I was flying on American Airlines from Boston to Chicago when hundreds of flights were grounded for a wiring inspection. My traveling companion, an 80-year-old, and I were told we needed to wait to see an agent - a two- or three-hour wait. Instead, I booked one-way tickets on another airline, which cost me $261.50 for each ticket. American is willing to reimburse me only for the return portion of my ticket, which is $131.50. Shouldn't I be refunded the difference?
Of course, you should. Will it happen? Of course, it won't. Here's what American spokesman Tim Smith had to say: "We understand the lines were daunting, but many passengers had been automatically reaccommodated as soon as their flight was canceled. She could also have checked for her new itinerary online at AA.com, at one of our self-serve kiosks at the airport or by trying to get through on the phone to our reservations group. When you book with us, we ask you (even online at aa.com) how you would like to be notified of any changes to your itinerary: cell phone, PDA, e-mail, home phone, etc. Many customers fail to give us a good way to get in touch with them, including their preferred ways in the middle of their itinerary away from home."

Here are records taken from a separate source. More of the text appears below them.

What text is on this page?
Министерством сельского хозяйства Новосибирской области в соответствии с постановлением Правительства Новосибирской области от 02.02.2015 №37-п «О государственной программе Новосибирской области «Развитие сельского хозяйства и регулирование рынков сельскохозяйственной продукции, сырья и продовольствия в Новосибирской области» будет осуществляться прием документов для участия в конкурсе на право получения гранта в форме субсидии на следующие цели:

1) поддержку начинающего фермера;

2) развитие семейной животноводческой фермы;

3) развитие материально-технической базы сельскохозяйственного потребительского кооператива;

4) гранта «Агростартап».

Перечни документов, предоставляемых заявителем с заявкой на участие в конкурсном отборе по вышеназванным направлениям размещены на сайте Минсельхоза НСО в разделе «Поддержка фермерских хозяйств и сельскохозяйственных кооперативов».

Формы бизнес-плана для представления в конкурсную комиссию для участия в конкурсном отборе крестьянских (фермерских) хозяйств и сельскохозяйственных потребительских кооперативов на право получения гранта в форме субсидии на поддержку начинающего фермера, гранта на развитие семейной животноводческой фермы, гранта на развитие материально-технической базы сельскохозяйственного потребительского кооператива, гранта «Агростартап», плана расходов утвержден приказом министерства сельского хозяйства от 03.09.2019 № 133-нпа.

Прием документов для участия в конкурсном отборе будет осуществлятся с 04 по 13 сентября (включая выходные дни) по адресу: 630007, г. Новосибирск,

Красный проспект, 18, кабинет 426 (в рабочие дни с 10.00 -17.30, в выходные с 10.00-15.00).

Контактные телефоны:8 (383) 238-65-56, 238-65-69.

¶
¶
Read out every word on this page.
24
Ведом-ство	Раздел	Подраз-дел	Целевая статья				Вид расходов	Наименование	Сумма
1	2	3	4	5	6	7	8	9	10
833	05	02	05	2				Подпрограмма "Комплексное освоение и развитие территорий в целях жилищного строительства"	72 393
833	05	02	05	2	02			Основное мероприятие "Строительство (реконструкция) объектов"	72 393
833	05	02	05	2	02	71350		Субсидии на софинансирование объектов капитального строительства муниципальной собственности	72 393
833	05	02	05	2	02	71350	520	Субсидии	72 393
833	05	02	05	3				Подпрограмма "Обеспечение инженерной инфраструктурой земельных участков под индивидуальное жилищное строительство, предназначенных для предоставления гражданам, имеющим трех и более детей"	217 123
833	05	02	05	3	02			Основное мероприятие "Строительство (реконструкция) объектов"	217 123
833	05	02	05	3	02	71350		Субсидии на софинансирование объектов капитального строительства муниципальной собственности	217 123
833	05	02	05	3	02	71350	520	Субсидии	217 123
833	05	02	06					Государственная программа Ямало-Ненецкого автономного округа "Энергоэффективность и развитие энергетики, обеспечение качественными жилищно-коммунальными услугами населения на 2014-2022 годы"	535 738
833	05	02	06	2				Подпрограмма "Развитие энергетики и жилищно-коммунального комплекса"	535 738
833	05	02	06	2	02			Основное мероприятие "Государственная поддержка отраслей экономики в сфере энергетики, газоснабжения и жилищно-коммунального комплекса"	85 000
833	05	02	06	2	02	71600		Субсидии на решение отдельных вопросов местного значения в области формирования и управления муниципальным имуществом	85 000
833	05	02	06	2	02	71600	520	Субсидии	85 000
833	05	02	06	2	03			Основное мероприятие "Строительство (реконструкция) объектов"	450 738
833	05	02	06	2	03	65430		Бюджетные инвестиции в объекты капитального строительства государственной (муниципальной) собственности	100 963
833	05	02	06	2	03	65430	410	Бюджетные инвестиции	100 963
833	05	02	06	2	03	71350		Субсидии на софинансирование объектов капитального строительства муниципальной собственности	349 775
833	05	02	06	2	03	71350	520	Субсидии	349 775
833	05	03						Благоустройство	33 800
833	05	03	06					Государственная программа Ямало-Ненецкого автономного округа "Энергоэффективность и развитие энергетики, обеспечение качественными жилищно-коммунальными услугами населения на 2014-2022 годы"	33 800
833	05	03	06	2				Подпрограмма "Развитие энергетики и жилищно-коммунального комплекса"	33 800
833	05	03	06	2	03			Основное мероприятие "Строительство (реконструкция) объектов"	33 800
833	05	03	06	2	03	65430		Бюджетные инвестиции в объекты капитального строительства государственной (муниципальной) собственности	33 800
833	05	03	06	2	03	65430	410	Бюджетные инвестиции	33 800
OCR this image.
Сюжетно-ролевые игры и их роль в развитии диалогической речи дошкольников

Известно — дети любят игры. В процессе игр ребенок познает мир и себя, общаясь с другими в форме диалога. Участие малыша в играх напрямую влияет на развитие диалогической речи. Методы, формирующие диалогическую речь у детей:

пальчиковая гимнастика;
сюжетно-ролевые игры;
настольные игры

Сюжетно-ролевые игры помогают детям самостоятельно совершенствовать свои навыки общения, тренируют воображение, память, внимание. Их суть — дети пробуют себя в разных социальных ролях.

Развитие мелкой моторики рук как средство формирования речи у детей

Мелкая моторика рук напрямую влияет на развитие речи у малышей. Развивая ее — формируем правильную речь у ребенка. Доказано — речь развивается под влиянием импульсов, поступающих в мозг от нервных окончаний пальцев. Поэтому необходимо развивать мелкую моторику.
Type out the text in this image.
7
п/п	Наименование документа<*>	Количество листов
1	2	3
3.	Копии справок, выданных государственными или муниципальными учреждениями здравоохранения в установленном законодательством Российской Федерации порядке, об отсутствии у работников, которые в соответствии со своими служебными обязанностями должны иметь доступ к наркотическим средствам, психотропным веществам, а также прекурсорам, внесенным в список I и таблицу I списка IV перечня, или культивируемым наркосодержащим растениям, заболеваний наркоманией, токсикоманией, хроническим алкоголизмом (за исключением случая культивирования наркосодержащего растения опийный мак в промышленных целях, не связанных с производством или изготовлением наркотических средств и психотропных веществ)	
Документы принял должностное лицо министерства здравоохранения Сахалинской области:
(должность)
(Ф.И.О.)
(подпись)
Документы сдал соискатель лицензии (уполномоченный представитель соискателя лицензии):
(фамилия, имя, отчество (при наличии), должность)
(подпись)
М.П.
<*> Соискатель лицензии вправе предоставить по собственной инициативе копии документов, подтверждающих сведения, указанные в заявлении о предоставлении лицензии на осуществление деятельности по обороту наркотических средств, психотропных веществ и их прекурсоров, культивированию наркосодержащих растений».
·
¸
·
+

It's clear: This was not your fault - nor should the blame be shifted to the passenger. So how should one deal with this? I asked Johns Hopkins University professor P.M. Forni, author of the book The Civility Solution: What to Do When People Are Rude, what he would have done. "I would do exactly what she did. Spend twice as much and then write a nice letter. ... I think it's really up to the good heart of the company how much they will reimburse her."
The fast thing, the smart thing and the right thing are not necessarily the same thing.